Here’s a tasty pasta recipe that’s comfort food with a healthy spin: our creamy cavatappi pasta! It’s one of Alex and my favorite pasta shapes, paired with a creamy sauce that coats the noodles perfectly. It’s cheesy but not too rich, made with a secret ingredient to infuse nutrients. It’s perfect as a weeknight pasta dinner but fancy enough for entertaining. Our son Larson could not get enough of this “mac and cheese” (his words)! It’s made with our favorite Italian pasta brand: Delallo. They’re a family business that knows how to make the best pasta out there.

What is cavatappi pasta?

Cavatappi means corkscrew in Italian! Cavatappi pasta is like macaroni that’s shaped into corkscrews. This unique type of pasta is best eaten with creamy or chunky sauces. Our favorite is this creamy cavatappi recipe (scroll down), or it makes a mean mac and cheese! Alex and I love this pasta shape because it’s unique and substantial: we find that the unexpected shape slows us down to really enjoy each bite.

Cavatappi pasta

What’s in this cavatappi pasta recipe?

This recipe is a fantastic way to eat cavatappi! The sauce is creamy and cheesy, but it’s hiding some good-for-you ingredients too. It’s perfect with a green salad or garlic bread. Here are our secrets to this creamy cavatappi pasta recipe:

  • Cavatappi pasta. Cook it to al dente to enjoy the full effect of this dish.
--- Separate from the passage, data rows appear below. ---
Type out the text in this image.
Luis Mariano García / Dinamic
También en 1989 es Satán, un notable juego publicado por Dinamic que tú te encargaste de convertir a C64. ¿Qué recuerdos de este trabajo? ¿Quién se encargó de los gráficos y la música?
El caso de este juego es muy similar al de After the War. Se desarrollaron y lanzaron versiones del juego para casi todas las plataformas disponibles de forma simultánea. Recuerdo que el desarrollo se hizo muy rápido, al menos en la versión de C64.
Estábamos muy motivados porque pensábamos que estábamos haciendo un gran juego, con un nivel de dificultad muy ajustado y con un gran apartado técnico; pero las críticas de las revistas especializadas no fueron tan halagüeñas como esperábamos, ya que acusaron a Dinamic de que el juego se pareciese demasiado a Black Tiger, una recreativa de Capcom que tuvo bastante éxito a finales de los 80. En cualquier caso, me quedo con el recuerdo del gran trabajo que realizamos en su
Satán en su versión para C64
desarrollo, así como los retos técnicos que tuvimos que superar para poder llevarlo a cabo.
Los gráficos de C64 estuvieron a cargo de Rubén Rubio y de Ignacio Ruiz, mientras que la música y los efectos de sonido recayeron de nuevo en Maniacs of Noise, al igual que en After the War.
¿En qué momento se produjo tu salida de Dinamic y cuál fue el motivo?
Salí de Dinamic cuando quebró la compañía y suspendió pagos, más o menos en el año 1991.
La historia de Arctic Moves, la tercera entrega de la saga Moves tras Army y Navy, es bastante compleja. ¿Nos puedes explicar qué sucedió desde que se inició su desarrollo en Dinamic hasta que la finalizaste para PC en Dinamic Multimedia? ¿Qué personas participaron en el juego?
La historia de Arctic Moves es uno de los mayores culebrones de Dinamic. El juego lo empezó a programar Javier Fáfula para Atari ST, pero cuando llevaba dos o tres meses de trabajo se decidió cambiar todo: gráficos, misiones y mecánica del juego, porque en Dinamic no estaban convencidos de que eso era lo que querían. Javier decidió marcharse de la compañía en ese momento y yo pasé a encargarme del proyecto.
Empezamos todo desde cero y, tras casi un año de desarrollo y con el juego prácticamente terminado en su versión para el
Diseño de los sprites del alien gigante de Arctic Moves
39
Get the best quality pasta you can find (here’s the Delallo cavatappi we used).
  • Creamy cauliflower sauce. Here’s the secret: cauliflower! Our cauliflower sauce is a healthy alfredo sauce that blends cauliflower with garlic, spices, and a little Parmesan. It’s terrifically good and it’s got all the nutrients of cauliflower. For vegan, use our Vegan Alfredo Sauce!
  • Baby spinach. A few handfuls of spinach make for another dose of nutrients. You’ll cook the spinach in the pasta water in the last minute, so you don’t need to dirty an extra pot!
  • Sundried tomatoes. Finely chopped sundried tomatoes add a savory component that makes the entire dish just right!
Creamy cavatappi pasta

All about Delallo pasta!

Delallo is our favorite Italian foods brand, a family business that’s been around since the 1950’s. They’re obsessed with quality and making the very best in Italian foods. Pasta, tomatoes, pesto, meats and cheeses, olives and antipasti, bruschetta—they do it all.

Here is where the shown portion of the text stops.